Introdução
Primeiramente é necessário conceituar pessoa jurídica para posteriormente fazer o debate sobre os requisitos da desconsideração. De acordo com o dicionário Houaiss, pessoa jurídica é uma 'entidade ou associação legalmente reconhecida e autorizada a funcionar', ou seja, um sujeito de direitos e obrigações a quem a lei concedeu personalidade jurídica.
A personalidade jurídica, então, é a entidade apta para adquirir direitos e deveres na ordem civil.
A pessoa jurídica é criada para que os seus fundadores, a princípio, não respondam com seus bens pessoais pelas obrigações sociais. Isto quer dizer que, via de regra, os bens particulares dos sócios não respondem pelas dívidas da sociedade, uma vez que esta possui personalidade distinta da de seus membros.
Requisitos para a desconsideração da personalidade civil da pessoa jurídica no Código Civil
Visto que a pessoa jurídica é constituída para adquirir direitos e obrigações, e que seu patrimônio responderá pelas obrigações sociais, há, apesar disso, algumas hipóteses em que é possível a extensão das obrigações assumidas pela pessoa jurídica aos bens particulares dos administradores ou dos sócios por meio da desconsideração da personalidade jurídica.
Então, em se tratando de uma questão cível, adota-se a teoria maior, nos termos do artigo 50 do CC, para que haja a desconsideração da personalidade jurídica deve haver abuso da personalidade, caracterizado pelo desvio de finalidade, ou pela confusão patrimonial:
Art. 50. Em caso de abuso da personalidade jurídica, caracterizado pelo desvio de finalidade, ou pela confusão patrimonial, pode o juiz decidir, a requerimento da parte, ou do Ministério Público quando lhe couber intervir no processo, que os efeitos de certas e determinadas relações de obrigações sejam estendidos aos bens particulares dos administradores ou sócios da pessoa jurídica.
É pacífico na doutrina o entendimento de que, em relação às obrigações cíveis, há a necessidade de ter havido abuso da personalidade por meio de fraude para que seja permitida a desconsideração da personalidade.
Nesse sentido, o Enunciado 146 da II Jornada de Direito Civil do CNJ3 estabelece que "nas relações civis, interpretam-se restritivamente os parâmetros de desconsideração da personalidade jurídica previstos no art. 50".
A jurisprudência do STJ firmou o entendimento de que a desconsideração da personalidade jurídica prevista no artigo 50 do CC se trata de regra de exceção, ou seja, de restrição ao princípio da autonomia patrimonial da pessoa jurídica.

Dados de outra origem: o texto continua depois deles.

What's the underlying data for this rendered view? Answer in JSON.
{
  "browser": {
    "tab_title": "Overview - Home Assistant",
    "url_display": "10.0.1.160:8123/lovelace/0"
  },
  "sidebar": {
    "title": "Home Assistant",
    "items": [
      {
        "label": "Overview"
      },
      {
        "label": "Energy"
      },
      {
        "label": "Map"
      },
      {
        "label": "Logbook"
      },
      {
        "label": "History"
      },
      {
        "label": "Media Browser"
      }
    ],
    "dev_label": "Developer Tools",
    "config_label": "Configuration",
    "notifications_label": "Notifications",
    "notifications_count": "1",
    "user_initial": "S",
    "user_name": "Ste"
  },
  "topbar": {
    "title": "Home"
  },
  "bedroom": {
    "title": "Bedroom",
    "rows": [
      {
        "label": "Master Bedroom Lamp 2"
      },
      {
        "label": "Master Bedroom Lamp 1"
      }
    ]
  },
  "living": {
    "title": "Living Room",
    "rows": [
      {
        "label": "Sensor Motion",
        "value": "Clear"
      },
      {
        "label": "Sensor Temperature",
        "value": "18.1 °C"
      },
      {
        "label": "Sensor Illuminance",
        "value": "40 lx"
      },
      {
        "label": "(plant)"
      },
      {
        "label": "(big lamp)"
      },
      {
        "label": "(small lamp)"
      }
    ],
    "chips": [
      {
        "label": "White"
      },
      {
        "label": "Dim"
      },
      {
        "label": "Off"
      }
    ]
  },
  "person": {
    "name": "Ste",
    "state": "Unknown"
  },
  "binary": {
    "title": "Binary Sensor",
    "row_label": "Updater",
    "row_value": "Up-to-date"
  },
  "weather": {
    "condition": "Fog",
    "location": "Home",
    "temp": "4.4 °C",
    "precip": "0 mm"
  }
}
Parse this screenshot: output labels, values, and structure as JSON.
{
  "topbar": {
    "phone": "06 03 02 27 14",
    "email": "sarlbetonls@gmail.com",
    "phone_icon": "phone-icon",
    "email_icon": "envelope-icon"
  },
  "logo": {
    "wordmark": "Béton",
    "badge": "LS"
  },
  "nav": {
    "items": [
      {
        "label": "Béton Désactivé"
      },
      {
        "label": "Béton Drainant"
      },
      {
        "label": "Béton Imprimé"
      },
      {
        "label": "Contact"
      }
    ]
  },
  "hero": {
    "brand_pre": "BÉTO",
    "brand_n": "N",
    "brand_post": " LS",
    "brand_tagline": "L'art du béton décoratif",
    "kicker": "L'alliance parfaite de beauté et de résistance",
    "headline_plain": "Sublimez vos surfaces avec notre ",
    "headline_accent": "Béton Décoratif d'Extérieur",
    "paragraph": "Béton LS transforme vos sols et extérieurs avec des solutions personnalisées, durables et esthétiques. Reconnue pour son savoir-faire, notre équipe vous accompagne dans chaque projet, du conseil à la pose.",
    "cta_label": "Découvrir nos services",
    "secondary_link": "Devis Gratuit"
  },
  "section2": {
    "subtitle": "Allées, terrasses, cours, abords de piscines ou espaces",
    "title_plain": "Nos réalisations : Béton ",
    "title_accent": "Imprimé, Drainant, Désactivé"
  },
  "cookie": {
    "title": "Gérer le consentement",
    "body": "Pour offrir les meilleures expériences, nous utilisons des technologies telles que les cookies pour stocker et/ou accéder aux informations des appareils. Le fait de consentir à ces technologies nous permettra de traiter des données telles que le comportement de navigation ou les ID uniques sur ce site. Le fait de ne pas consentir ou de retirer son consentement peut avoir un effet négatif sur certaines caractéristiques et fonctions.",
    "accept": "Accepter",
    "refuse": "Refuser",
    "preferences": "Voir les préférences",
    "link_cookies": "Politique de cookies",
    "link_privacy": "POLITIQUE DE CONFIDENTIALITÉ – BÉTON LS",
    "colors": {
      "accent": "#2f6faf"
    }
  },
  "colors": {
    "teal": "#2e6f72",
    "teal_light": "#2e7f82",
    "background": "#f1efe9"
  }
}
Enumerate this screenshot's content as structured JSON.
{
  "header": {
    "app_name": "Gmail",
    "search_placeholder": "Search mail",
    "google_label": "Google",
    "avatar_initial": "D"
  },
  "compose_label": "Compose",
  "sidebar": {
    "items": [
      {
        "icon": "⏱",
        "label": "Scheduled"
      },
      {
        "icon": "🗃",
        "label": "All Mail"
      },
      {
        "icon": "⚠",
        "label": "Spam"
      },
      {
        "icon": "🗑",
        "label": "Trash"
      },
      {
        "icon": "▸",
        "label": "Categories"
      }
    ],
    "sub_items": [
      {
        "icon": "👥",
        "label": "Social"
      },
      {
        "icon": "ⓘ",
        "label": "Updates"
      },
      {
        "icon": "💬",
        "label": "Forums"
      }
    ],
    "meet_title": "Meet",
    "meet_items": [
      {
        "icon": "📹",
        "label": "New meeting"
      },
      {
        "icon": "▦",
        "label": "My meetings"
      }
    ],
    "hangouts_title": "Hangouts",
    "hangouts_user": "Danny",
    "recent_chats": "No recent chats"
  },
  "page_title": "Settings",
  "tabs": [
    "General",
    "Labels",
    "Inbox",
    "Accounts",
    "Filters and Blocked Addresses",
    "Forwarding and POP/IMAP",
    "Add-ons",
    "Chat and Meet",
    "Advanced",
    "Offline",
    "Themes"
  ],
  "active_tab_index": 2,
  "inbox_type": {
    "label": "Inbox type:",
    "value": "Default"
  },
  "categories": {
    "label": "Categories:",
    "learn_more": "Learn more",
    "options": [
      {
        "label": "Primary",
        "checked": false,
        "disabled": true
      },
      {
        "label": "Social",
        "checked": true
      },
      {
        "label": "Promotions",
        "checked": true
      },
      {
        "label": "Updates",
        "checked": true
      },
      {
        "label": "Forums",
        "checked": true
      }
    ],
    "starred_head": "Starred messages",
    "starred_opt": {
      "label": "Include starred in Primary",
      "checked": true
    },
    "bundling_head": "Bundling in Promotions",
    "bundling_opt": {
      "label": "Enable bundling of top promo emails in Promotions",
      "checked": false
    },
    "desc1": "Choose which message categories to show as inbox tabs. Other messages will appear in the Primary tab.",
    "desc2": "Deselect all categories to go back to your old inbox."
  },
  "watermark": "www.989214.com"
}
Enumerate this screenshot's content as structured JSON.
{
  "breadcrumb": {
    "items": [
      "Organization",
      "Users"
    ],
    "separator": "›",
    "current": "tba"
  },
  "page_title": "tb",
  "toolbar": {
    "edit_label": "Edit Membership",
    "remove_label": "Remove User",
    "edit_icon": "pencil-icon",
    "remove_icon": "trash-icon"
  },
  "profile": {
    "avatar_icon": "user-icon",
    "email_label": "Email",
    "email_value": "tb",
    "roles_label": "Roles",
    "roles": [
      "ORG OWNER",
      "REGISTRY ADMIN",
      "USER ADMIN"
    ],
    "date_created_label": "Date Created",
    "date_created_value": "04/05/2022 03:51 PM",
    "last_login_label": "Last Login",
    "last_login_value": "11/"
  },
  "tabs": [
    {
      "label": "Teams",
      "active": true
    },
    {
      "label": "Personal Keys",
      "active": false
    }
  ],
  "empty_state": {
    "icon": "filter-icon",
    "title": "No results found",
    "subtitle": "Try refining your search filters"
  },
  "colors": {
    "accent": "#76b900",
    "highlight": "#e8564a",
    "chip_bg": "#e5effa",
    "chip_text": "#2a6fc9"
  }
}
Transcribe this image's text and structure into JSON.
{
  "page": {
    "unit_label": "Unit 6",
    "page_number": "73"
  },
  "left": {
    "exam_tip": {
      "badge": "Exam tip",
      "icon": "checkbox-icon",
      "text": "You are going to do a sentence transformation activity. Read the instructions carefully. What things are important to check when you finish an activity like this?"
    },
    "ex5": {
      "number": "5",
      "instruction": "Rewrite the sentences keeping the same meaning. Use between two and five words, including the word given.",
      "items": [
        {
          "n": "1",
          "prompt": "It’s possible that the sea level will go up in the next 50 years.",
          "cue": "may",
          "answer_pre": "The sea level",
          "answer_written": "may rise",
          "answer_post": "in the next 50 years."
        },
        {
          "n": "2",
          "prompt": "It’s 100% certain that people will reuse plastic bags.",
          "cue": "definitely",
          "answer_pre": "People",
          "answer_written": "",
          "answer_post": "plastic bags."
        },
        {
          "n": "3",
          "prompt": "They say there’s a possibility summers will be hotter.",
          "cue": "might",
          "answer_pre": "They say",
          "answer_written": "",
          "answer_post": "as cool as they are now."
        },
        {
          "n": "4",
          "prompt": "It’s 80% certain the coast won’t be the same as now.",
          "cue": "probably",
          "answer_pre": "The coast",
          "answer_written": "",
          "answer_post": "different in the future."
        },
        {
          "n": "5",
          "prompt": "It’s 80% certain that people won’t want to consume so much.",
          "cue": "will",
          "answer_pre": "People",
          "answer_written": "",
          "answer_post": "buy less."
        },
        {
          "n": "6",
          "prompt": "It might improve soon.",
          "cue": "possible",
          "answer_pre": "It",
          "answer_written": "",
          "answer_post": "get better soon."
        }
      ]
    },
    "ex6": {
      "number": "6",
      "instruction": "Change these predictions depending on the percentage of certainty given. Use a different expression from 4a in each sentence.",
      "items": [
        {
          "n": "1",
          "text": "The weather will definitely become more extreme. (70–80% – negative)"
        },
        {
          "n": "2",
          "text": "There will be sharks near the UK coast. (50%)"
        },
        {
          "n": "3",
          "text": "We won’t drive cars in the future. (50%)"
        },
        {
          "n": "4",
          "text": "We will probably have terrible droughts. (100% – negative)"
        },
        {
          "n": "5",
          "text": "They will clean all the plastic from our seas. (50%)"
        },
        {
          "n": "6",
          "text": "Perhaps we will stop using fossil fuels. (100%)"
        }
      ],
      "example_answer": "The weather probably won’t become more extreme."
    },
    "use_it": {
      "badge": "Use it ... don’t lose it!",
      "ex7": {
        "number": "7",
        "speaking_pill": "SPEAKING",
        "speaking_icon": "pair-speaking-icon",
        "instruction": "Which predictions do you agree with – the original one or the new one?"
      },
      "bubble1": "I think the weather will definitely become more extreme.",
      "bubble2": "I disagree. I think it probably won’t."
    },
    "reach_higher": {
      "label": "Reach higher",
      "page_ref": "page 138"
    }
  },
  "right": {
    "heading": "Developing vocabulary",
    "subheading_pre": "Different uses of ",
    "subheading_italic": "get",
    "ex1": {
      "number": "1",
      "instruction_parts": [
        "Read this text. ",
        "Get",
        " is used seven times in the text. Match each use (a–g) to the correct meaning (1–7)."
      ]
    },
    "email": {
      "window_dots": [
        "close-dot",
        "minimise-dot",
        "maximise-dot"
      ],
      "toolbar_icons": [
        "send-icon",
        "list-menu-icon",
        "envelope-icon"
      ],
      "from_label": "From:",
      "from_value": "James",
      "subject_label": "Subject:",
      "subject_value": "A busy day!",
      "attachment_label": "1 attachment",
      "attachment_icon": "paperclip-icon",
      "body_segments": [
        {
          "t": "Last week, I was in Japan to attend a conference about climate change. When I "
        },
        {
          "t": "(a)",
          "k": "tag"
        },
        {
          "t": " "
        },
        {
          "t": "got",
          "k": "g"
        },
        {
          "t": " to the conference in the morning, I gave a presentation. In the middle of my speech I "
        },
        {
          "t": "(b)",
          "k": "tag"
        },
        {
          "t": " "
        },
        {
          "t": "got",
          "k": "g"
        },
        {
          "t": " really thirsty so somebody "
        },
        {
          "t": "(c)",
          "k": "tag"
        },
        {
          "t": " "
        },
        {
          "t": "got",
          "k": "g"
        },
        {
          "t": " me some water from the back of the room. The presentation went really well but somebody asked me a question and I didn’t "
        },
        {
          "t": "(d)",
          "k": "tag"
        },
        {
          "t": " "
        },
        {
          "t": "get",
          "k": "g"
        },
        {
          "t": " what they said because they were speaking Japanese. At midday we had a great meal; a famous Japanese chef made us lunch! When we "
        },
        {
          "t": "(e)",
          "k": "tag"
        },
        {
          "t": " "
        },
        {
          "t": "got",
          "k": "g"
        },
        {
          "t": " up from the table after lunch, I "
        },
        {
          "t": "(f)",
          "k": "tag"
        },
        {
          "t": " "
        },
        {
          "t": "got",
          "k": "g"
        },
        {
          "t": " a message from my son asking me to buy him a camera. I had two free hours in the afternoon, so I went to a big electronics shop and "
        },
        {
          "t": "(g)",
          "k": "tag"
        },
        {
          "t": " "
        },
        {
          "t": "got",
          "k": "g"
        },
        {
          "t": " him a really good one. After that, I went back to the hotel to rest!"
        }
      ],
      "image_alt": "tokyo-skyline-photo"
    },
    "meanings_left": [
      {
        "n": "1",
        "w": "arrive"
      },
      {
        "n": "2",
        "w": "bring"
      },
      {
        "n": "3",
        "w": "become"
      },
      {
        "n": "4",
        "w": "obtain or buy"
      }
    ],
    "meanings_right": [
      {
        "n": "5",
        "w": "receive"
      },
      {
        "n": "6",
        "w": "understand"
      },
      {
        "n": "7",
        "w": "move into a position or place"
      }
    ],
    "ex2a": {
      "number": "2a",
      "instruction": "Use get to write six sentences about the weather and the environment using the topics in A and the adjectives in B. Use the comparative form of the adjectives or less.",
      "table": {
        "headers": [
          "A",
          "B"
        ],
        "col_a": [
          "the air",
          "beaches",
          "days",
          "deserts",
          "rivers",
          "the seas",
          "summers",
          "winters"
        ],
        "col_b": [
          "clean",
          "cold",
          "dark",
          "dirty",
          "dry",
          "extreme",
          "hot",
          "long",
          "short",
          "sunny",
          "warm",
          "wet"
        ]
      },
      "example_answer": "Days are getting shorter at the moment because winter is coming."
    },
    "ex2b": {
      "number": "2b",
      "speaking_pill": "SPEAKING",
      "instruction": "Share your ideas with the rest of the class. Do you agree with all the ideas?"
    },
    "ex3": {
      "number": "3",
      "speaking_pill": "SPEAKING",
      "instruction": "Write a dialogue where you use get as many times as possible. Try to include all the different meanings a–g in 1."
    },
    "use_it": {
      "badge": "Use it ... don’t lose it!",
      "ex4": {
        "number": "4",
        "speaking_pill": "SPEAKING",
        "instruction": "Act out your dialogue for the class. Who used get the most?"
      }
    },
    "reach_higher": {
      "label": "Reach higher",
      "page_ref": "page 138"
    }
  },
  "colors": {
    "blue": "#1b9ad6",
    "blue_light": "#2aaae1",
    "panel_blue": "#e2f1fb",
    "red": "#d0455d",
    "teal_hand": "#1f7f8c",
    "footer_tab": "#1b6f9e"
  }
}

Assim, a interpretação que melhor se coaduna com esse dispositivo legal é a que relega sua aplicação a casos extremos, em que a pessoa jurídica tenha sido instrumento para fins fraudulentos, configurado mediante o desvio da finalidade institucional ou a confusão patrimonial.
Requisitos para a desconsideração da pessoa jurídica no CDC
Os requisitos civilistas de abuso da personalidade jurídica, caracterizado pelo desvio de finalidade ou pela confusão patrimonial, nos termos da teoria maior, não se aplicam na relação de consumo, pois referido ramo do direito possui regramento específico.
Destarte, havendo relação de consumo para que haja a desconsideração da personalidade jurídica basta existir abuso de direito, excesso de poder, infração da lei, fato ou ato ilícito ou violação dos estatutos ou contrato social, outras hipóteses são a ocorrência da falência, estado de insolvência, encerramento ou inatividade da pessoa jurídica provocados por má administração, com fulcro no art. 28, CDC:
Art. 28. O juiz poderá desconsiderar a personalidade jurídica da sociedade quando, em detrimento do consumidor, houver abuso de direito, excesso de poder, infração da lei, fato ou ato ilícito ou violação dos estatutos ou contrato social. A desconsideração também será efetivada quando houver falência, estado de insolvência, encerramento ou inatividade da pessoa jurídica provocados por má administração.
Percebe-se que os requisitos para a desconsideração da personalidade jurídica em causas que envolvam relação de consumo são abrangentes, não há necessidade de fraude.
Outrossim pode ser desconsiderada a pessoa jurídica sempre que sua personalidade for, de alguma forma, obstáculo ao ressarcimento de prejuízos causados aos consumidores, de acordo com o art. 28, § 5º, do CDC, que incorpora a teoria menor.
Ou seja, existindo relação de consumo incide a teoria menor prevista no § 5.º do art. 28 do CDC, que dispensa a comprovação de desvio de finalidade e da confusão patrimonial, bastando que a personalidade da pessoa jurídica caracterize obstáculo ao ressarcimento dos prejuízos causados ao consumidor.